El secretario de Seguridad, Omar García Harfuch, declaró desde Culiacán que el gobierno federal "no tenía ningún indicio" contra Rubén Rocha Moya antes de la acusación de Estados Unidos. Afirmó que nunca hubo obstrucción por parte del gobernador y que la seguridad adicional que recibe no fue solicitada por él, sino "recomendada" por la propia SSPC, aunque no hay amenazas identificadas.

CDMX — El secretario de Seguridad y Protección Ciudadana, Omar García Harfuch, viajó a Culiacán para encabezar una reunión del Gabinete de Seguridad en la Novena Zona Militar. Acompañado por los secretarios de Defensa y Marina, Ricardo Trevilla y Raymundo Pedro Morales, y por la gobernadora interina Yeraldine Bonilla, Harfuch lanzó una declaración que contrasta con las pruebas documentales de la corte de Nueva York: "Por supuesto que nosotros no teníamos ningún indicio" sobre la presunta corrupción de Rubén Rocha Moya.

Harfuch afirmó que "nunca hemos tenido una obstrucción por parte de algún funcionario del Gobierno del Estado". Sin embargo, el indictment del Distrito Sur de Nueva York documenta que Rocha Moya entregó el control de la Policía Estatal de Sinaloa a Los Chapitos, que el secretario de Seguridad estatal (Gerardo Mérida Sánchez) filtraba información sobre redadas a laboratorios de fentanilo, y que el alcalde de Culiacán (Juan de Dios Gámez Mendívil) permitía al Cártel operar sin interferencia. La obstrucción no es solo no dejar pasar a la policía federal. Es tener una policía estatal que trabaja para el Cártel.

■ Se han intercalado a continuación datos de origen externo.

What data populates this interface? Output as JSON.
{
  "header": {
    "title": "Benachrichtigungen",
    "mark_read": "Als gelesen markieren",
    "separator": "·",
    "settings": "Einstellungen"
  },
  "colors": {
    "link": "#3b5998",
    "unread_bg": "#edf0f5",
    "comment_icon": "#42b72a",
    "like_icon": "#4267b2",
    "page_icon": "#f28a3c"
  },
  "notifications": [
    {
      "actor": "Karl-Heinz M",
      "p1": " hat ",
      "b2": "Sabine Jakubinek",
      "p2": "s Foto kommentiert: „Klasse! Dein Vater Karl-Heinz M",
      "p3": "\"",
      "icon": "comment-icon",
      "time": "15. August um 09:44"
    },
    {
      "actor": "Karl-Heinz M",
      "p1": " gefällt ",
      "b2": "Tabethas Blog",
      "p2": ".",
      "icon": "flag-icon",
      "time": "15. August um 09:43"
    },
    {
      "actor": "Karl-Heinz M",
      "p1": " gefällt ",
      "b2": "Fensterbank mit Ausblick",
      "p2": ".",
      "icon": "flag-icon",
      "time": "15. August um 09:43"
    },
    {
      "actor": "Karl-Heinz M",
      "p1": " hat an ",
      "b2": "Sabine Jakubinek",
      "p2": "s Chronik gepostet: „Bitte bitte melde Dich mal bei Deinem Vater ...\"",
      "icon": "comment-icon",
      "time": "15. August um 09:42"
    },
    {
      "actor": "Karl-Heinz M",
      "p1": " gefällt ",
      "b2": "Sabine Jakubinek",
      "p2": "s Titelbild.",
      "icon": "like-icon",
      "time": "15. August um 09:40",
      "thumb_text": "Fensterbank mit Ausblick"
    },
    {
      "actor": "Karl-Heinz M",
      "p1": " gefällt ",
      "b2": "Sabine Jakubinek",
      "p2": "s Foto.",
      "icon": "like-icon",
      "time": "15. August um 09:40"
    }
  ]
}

El secretario también aclaró que la seguridad adicional que recibe Rocha Moya no fue solicitada por el gobernador con licencia. "En este caso, no fue una solicitud, sino se recomendó también que tuviera un cuerpo de seguridad", explicó. La justificación: "Al ser Sinaloa también un estado donde ha habido hechos violentos, pues lo que se considera es que tenga escolta". La contradicción es evidente: si no hay indicios ni amenazas, ¿por qué recomendar seguridad? ¿Y por qué un exfuncionario acusado de narcotráfico recibe protección federal que no pidió?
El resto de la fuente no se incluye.